Neighborhood Environments and Mobility: Effects on Social health InequalitieS

NEMESIS
Basile CHAIX

The three main objectives of the Nemesis team are (i) to examine how urban neighborhood environments influence health, (ii) to explore the impact of mobility and transport behavior on health, and (iii) to investigate the health impact of heat waves in cities and how it varies according to individual, building and dwelling, and environmental vulnerability factors.

Publications

Team presentation

The Nemesis team (an acronym for “Neighborhood Environments and Mobility: Effects on Social health InequalitieS”) was created in July 2015. The overall objective of the team is to investigate whether a range of environmental exposures incurred in urban contexts, either at home, in other visited places, in the outdoors, or during travels, in the context of climate change, have an impact on health.

More precisely, the three main objectives of the Nemesis team are (i) to examine how urban neighborhood environments influence health, (ii) to explore the impact of mobility and transport behavior on health, and (iii) to investigate the health impact of heat waves in cities and how it varies according to individual, building and dwelling, and environmental vulnerability factors.

We rely on two complementary methodologies to address these aims.

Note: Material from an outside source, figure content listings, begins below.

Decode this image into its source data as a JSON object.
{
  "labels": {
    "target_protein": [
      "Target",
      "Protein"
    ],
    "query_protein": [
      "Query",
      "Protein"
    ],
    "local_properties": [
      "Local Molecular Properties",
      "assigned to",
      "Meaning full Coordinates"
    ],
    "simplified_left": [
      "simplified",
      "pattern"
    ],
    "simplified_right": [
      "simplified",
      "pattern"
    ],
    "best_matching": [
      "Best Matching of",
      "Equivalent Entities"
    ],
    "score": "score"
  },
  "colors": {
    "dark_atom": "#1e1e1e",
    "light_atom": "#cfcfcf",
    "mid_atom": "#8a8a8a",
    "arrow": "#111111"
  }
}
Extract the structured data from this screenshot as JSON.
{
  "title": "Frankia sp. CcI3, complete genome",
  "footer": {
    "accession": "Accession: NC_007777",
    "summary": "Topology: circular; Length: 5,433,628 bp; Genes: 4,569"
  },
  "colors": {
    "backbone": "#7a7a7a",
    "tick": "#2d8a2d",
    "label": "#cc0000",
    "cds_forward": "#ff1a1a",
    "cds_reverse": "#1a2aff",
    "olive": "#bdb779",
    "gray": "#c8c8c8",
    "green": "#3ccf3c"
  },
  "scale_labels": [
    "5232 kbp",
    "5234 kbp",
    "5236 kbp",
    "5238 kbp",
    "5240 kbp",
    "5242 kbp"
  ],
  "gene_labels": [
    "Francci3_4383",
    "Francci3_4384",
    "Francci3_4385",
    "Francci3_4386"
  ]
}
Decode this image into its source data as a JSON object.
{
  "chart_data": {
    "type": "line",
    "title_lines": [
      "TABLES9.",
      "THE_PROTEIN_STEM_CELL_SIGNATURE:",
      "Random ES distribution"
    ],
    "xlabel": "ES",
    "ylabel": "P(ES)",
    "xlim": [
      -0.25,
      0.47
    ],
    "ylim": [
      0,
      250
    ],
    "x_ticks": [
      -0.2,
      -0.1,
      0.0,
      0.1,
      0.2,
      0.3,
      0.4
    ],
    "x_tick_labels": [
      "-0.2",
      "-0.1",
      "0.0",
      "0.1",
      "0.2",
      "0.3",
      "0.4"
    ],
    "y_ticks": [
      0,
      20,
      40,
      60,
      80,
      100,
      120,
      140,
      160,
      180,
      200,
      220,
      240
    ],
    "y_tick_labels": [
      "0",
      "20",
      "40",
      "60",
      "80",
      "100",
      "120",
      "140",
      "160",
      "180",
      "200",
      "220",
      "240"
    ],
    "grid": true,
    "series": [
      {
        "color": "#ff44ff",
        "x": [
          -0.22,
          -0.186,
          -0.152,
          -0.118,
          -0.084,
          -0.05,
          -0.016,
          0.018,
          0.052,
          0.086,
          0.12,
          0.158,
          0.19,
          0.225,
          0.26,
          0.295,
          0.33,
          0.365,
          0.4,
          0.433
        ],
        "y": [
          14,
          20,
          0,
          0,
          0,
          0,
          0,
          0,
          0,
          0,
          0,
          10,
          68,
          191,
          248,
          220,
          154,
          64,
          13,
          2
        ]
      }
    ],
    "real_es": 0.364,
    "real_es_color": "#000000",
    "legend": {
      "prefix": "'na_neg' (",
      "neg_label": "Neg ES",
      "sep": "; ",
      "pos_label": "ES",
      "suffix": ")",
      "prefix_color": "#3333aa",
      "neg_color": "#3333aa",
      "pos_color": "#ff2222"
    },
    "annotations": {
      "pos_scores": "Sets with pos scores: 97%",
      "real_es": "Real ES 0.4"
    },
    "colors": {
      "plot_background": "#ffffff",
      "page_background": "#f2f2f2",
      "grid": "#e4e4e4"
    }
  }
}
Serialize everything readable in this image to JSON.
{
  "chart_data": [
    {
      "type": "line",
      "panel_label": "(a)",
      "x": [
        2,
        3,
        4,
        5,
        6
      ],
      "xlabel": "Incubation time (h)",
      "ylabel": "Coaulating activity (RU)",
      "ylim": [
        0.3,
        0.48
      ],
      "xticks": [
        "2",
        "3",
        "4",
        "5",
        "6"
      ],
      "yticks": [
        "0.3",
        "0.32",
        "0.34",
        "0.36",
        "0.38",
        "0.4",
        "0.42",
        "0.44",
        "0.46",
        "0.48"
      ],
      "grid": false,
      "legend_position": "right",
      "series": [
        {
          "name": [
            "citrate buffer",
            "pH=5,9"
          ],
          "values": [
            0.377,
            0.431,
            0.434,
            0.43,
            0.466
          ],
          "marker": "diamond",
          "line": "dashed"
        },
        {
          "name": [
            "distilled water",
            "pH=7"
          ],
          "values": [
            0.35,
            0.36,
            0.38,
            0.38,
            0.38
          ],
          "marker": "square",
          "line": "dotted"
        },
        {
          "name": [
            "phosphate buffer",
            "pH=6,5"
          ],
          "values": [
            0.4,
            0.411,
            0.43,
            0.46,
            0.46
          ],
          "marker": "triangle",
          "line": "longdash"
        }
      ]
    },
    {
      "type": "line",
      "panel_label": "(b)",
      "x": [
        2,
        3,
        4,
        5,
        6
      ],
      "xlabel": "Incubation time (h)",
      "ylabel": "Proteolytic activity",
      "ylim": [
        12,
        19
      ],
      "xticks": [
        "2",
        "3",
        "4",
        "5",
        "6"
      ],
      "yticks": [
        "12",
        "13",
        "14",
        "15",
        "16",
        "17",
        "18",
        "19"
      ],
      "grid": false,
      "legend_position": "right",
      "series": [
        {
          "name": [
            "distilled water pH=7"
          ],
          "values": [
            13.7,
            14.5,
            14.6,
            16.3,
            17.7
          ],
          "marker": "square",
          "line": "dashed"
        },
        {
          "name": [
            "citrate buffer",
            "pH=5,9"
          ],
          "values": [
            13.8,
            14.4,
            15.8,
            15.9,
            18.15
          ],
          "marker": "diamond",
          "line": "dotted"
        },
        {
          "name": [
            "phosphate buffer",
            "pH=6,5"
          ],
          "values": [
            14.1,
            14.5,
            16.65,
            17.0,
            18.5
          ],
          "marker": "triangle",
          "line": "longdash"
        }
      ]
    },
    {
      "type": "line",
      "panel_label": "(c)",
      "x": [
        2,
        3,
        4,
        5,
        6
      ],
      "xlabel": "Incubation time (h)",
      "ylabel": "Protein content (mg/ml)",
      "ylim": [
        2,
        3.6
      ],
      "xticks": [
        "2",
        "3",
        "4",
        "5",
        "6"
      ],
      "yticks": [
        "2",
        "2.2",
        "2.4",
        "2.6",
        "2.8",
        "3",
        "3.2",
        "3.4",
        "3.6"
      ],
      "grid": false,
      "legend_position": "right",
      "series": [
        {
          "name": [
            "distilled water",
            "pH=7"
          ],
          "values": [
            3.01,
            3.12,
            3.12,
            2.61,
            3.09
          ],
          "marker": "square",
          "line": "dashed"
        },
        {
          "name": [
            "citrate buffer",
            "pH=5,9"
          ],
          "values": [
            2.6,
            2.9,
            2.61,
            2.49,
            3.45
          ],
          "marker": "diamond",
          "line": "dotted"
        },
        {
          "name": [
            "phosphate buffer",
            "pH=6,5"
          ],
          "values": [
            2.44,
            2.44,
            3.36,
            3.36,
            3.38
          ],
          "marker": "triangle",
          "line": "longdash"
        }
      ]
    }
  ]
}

First, our investigations rely on the continuous monitoring of participants with sensors and smartphones, which allows us to take into account dynamics of exposure, behavior, and health across space and time using high frequency spatiotemporally referenced data. We analyze the data of the sensor-based studies conducted by the team: the MobiliSense study on transport and health; the HANC and MINDMAP studies on older adults in the city; and the H3Sensing study on heat waves, thermoregulation, and sleep.

Second, we explore the effects of weather and heat waves on the health of the general population and vulnerable subgroups, and how such influences vary according to the geographic context by using register-based data collected by the healthcare system (including the National System for Health Data). These studies include a project on patients with multiple sclerosis (CONFISEP), a project on patients with neurodegenerative diseases (Hwaves-Neuro), and analyses conducted in the general population (VF++).

 Finally, the Nemesis team develops and provides to the community the Eco Emo tracker smartphone application. It allows researchers to collect data through mobile questionnaires according to various strategies, and on the daily mobility of study participants.